We devised a method for self-obtaining nasopharyngeal specimens. Patients were given detailed written or verbal instructions. Materials included a 5-ml syringe filled with injectable normal saline, a specimen container, and facial tissues. The process involved the application of normal saline eye drops and expectoration of irrigate that ran into the throat.

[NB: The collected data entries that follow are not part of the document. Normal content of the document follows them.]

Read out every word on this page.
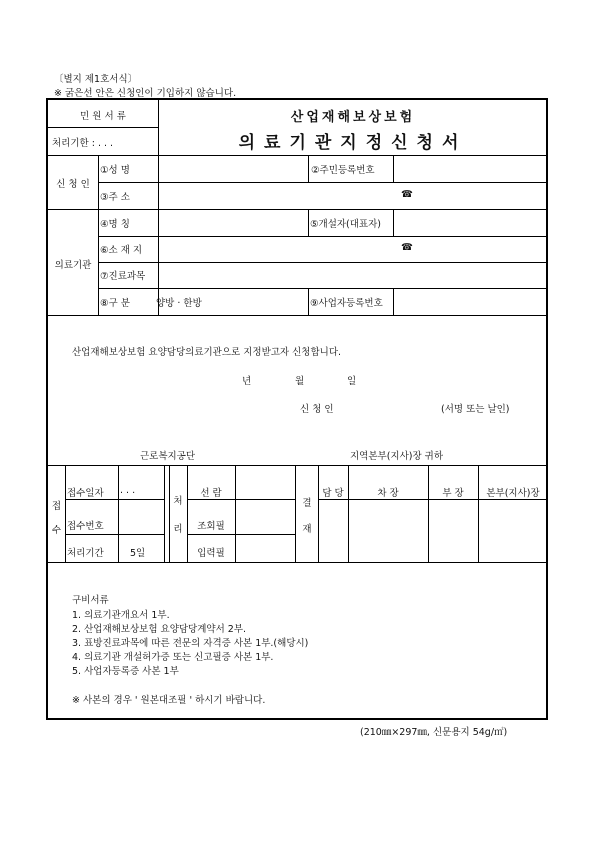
〔별지 제1호서식〕
※ 굵은선 안은 신청인이 기입하지 않습니다.
민 원 서 류
처리기한 : . . .
산업재해보상보험
의료기관지정신청서
신 청 인
①성 명	②주민등록번호
③주 소	☎
의료기관
④명 칭	⑤개설자(대표자)
⑥소 재 지	☎
⑦진료과목
⑧구 분	양방 · 한방	⑨사업자등록번호
산업재해보상보험 요양담당의료기관으로 지정받고자 신청합니다.
년	월	일
신 청 인	(서명 또는 날인)
근로복지공단	지역본부(지사)장 귀하
접 수
접수일자 . . .
접수번호
처리기간	5일
처 리
선 람
조회필
입력필
결 재
담 당	차 장	부 장	본부(지사)장
구비서류
1. 의료기관개요서 1부.
2. 산업재해보상보험 요양담당계약서 2부.
3. 표방진료과목에 따른 전문의 자격증 사본 1부.(해당시)
4. 의료기관 개설허가증 또는 신고필증 사본 1부.
5. 사업자등록증 사본 1부
※ 사본의 경우 ' 원본대조필 ' 하시기 바랍니다.
(210㎜×297㎜, 신문용지 54g/㎡)
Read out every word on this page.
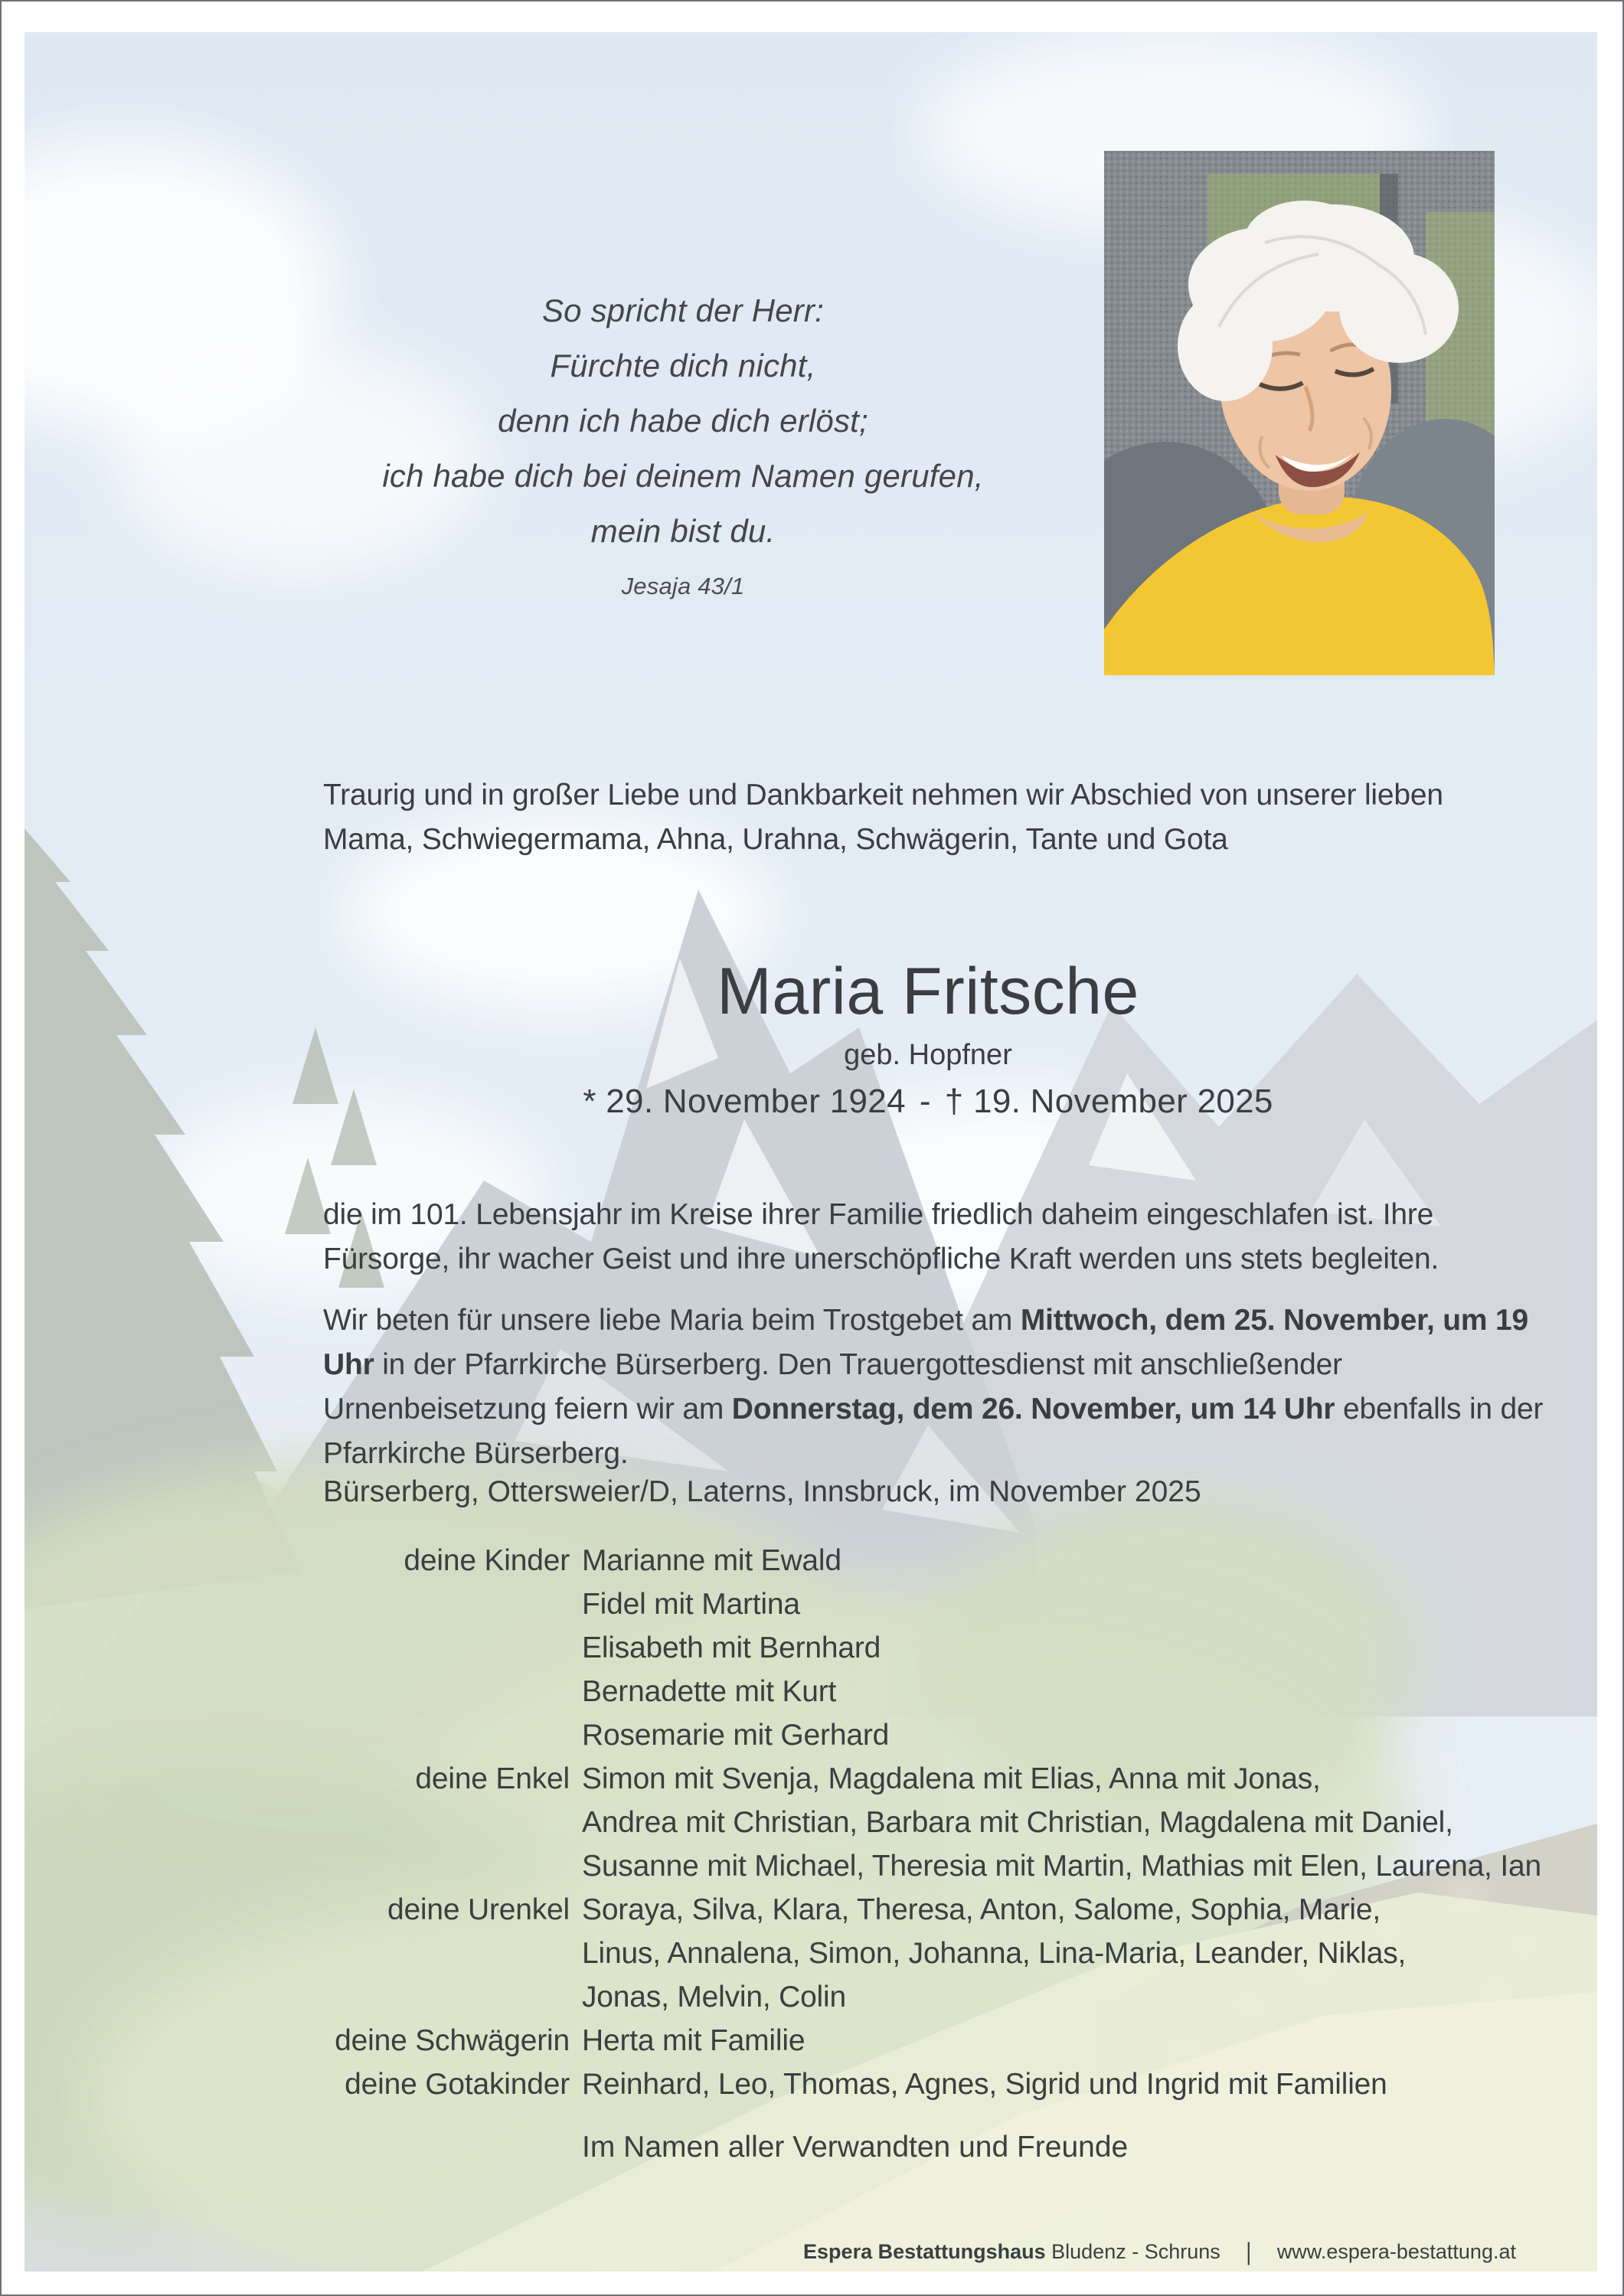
So spricht der Herr:
Fürchte dich nicht,
denn ich habe dich erlöst;
ich habe dich bei deinem Namen gerufen,
mein bist du.
Jesaja 43/1
Traurig und in großer Liebe und Dankbarkeit nehmen wir Abschied von unserer lieben Mama, Schwiegermama, Ahna, Urahna, Schwägerin, Tante und Gota
Maria Fritsche
geb. Hopfner
* 29. November 1924 - † 19. November 2025
die im 101. Lebensjahr im Kreise ihrer Familie friedlich daheim eingeschlafen ist. Ihre Fürsorge, ihr wacher Geist und ihre unerschöpfliche Kraft werden uns stets begleiten.
Wir beten für unsere liebe Maria beim Trostgebet am Mittwoch, dem 25. November, um 19 Uhr in der Pfarrkirche Bürserberg. Den Trauergottesdienst mit anschließender Urnenbeisetzung feiern wir am Donnerstag, dem 26. November, um 14 Uhr ebenfalls in der Pfarrkirche Bürserberg.
Bürserberg, Ottersweier/D, Laterns, Innsbruck, im November 2025
deine Kinder Marianne mit Ewald
Fidel mit Martina
Elisabeth mit Bernhard
Bernadette mit Kurt
Rosemarie mit Gerhard
deine Enkel Simon mit Svenja, Magdalena mit Elias, Anna mit Jonas,
Andrea mit Christian, Barbara mit Christian, Magdalena mit Daniel,
Susanne mit Michael, Theresia mit Martin, Mathias mit Elen, Laurena, Ian
deine Urenkel Soraya, Silva, Klara, Theresa, Anton, Salome, Sophia, Marie,
Linus, Annalena, Simon, Johanna, Lina-Maria, Leander, Niklas,
Jonas, Melvin, Colin
deine Schwägerin Herta mit Familie
deine Gotakinder Reinhard, Leo, Thomas, Agnes, Sigrid und Ingrid mit Familien
Im Namen aller Verwandten und Freunde
Espera Bestattungshaus Bludenz - Schruns | www.espera-bestattung.at
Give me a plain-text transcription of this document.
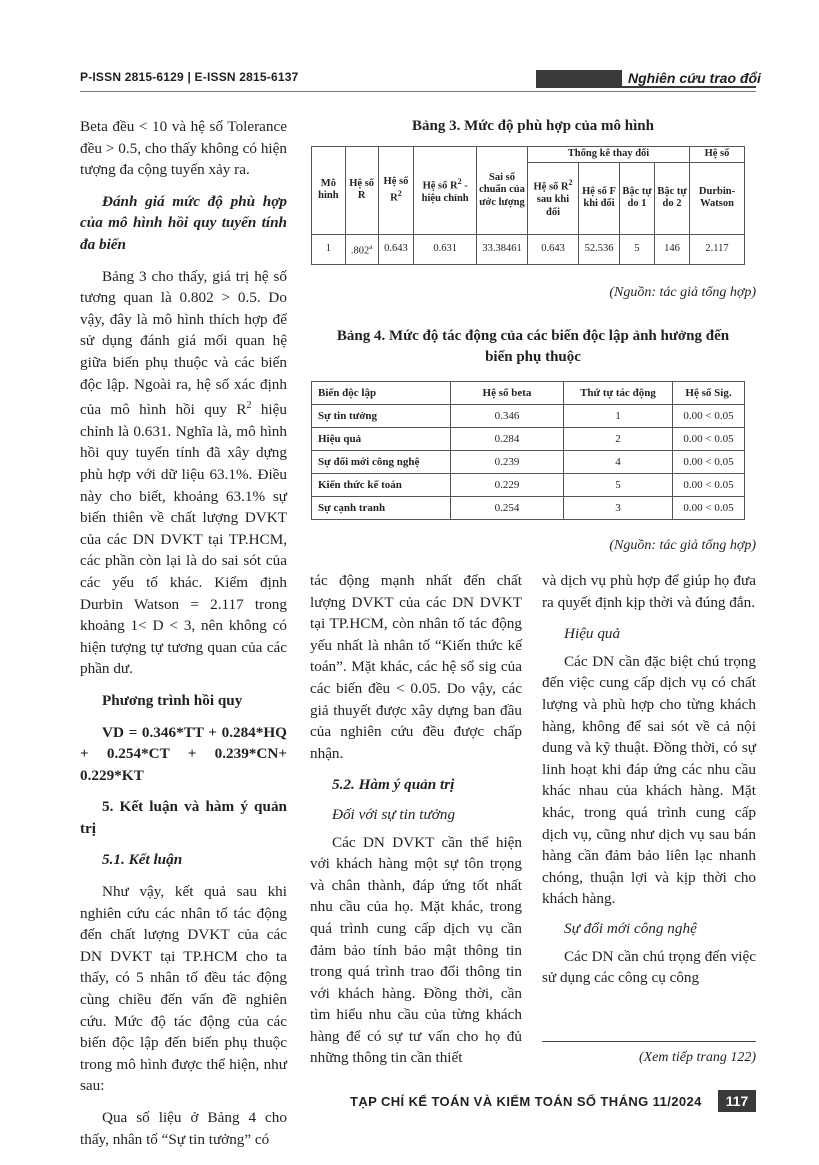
P-ISSN 2815-6129 | E-ISSN 2815-6137	Nghiên cứu trao đổi

Beta đều < 10 và hệ số Tolerance đều > 0.5, cho thấy không có hiện tượng đa cộng tuyến xảy ra.

Đánh giá mức độ phù hợp của mô hình hồi quy tuyến tính đa biến

Bảng 3 cho thấy, giá trị hệ số tương quan là 0.802 > 0.5. Do vậy, đây là mô hình thích hợp để sử dụng đánh giá mối quan hệ giữa biến phụ thuộc và các biến độc lập. Ngoài ra, hệ số xác định của mô hình hồi quy $R^2$ hiệu chỉnh là 0.631. Nghĩa là, mô hình hồi quy tuyến tính đã xây dựng phù hợp với dữ liệu 63.1%. Điều này cho biết, khoảng 63.1% sự biến thiên về chất lượng DVKT của các DN DVKT tại TP.HCM, các phần còn lại là do sai sót của các yếu tố khác. Kiểm định Durbin Watson = 2.117 trong khoảng 1< D < 3, nên không có hiện tượng tự tương quan của các phần dư.

Phương trình hồi quy

VD = 0.346*TT + 0.284*HQ + 0.254*CT + 0.239*CN+ 0.229*KT

5. Kết luận và hàm ý quản trị

5.1. Kết luận

Như vậy, kết quả sau khi nghiên cứu các nhân tố tác động đến chất lượng DVKT của các DN DVKT tại TP.HCM cho ta thấy, có 5 nhân tố đều tác động cùng chiều đến vấn đề nghiên cứu. Mức độ tác động của các biến độc lập đến biến phụ thuộc trong mô hình được thể hiện, như sau:

Qua số liệu ở Bảng 4 cho thấy, nhân tố “Sự tin tưởng” có

Bảng 3. Mức độ phù hợp của mô hình
Mô hình	Hệ số R	Hệ số $R^2$	Hệ số $R^2$ - hiệu chỉnh	Sai số chuẩn của ước lượng	Thống kê thay đổi				Hệ số
					Hệ số $R^2$ sau khi đổi	Hệ số F khi đổi	Bậc tự do 1	Bậc tự do 2	Durbin-Watson
1	.802$^a$	0.643	0.631	33.38461	0.643	52.536	5	146	2.117
(Nguồn: tác giả tổng hợp)
Bảng 4. Mức độ tác động của các biến độc lập ảnh hưởng đến
biến phụ thuộc
Biến độc lập	Hệ số beta	Thứ tự tác động	Hệ số Sig.
Sự tin tưởng	0.346	1	0.00 < 0.05
Hiệu quả	0.284	2	0.00 < 0.05
Sự đổi mới công nghệ	0.239	4	0.00 < 0.05
Kiến thức kế toán	0.229	5	0.00 < 0.05
Sự cạnh tranh	0.254	3	0.00 < 0.05
(Nguồn: tác giả tổng hợp)

tác động mạnh nhất đến chất lượng DVKT của các DN DVKT tại TP.HCM, còn nhân tố tác động yếu nhất là nhân tố “Kiến thức kế toán”. Mặt khác, các hệ số sig của các biến đều < 0.05. Do vậy, các giả thuyết được xây dựng ban đầu của nghiên cứu đều được chấp nhận.

5.2. Hàm ý quản trị

Đối với sự tin tưởng

Các DN DVKT cần thể hiện với khách hàng một sự tôn trọng và chân thành, đáp ứng tốt nhất nhu cầu của họ. Mặt khác, trong quá trình cung cấp dịch vụ cần đảm bảo tính bảo mật thông tin trong quá trình trao đổi thông tin với khách hàng. Đồng thời, cần tìm hiểu nhu cầu của từng khách hàng để có sự tư vấn cho họ đủ những thông tin cần thiết

và dịch vụ phù hợp để giúp họ đưa ra quyết định kịp thời và đúng đắn.

Hiệu quả

Các DN cần đặc biệt chú trọng đến việc cung cấp dịch vụ có chất lượng và phù hợp cho từng khách hàng, không để sai sót về cả nội dung và kỹ thuật. Đồng thời, có sự linh hoạt khi đáp ứng các nhu cầu khác nhau của khách hàng. Mặt khác, trong quá trình cung cấp dịch vụ, cũng như dịch vụ sau bán hàng cần đảm bảo liên lạc nhanh chóng, thuận lợi và kịp thời cho khách hàng.

Sự đổi mới công nghệ

Các DN cần chú trọng đến việc sử dụng các công cụ công

(Xem tiếp trang 122)
TẠP CHÍ KẾ TOÁN VÀ KIỂM TOÁN SỐ THÁNG 11/2024	117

Anatomically, the conjunctival sac is connected to the nasal cavity by the nasolacrimal duct. Contraction of the palpebral fibers of the orbicularis oculi muscles during blinking opens the normally collapsed, elastic, lacrimal sacs, which return to their collapsed state after blinking; secretions are sucked in through the lacrimal cannaliculi and discharged into the nasolacrimal ducts (1, 2). The mucosal folds in the nasolacrimal ducts ensure one-way traffic to the nose. The lipid content of the meibomian gland secretions makes the lid margins water repellant. Unless too much is applied, the irrigate does not spill from the conjunctival sacs. These anatomical features are exploited in the technique of conjunctiva-upper respiratory tract irrigation (CURTI). With this technique, patients self-apply 1 drop of normal saline per eye at a time. They are asked to blink repeatedly, tilt their heads backward, and sniff to facilitate the drainage of fluid into the nasopharynx. Patients must not swallow the liquid; instead, it should be spat into a specimen container. Patients are told that there is a time lag of up to a minute or two before the fluid begins to run into the throat, and that after one stops applying the eye drops, fluid will continue to run into the throat for a minute or two. Fluid that drains into the throat even after stopping the eye drops should be collected. Specimens reported to be salty were deemed adequate.
We tested CURTI with four patients with confirmed severe acute respiratory syndrome (SARS) soon after admission. By using an immunofluorescence assay for SARS coronavirus (4), all patients were found to have seroconverted 13 to 21 days after admission (titer rose from <25 to 200 to 1,600). When real-time PCR (3) and primers Cor-1 and Cor-2 (5) were used, two of the four patients tested positive for the CURTI specimens. By comparison, none of the nose/throat swab (NTS) and stool specimens were positive.
Although we cannot compare the sensitivity of CURTI with that of nasopharyngeal aspiration (NPA) since the use of NPA was rejected in our hospital, we found CURTI to be more sensitive than NTS in the four patients we studied. Analysis of data (ongoing) revealed an unsatisfactory sensitivity of 60% with NTS in confirmed cases of SARS (based on seroconversion). CURTI, therefore, has a potential sensitivity in excess of 60%.
CURTI is simple and well tolerated, as shown by the results with our volunteers. It compares favorably with NPA and NTS in terms of patient comfort and staff safety because it does not provoke sneezing. The CURTI process irrigates the nasopharynx, whereas saliva comes mostly from the three pairs of salivary glands which drain into the anterior oral cavity. Throat gargle does not wash the nasopharyngeal region because the soft palate is competent in most individuals. If CURTI does have a sensitivity comparable to that of NPA, it should replace NPA because of its enhanced patient comfort and safety.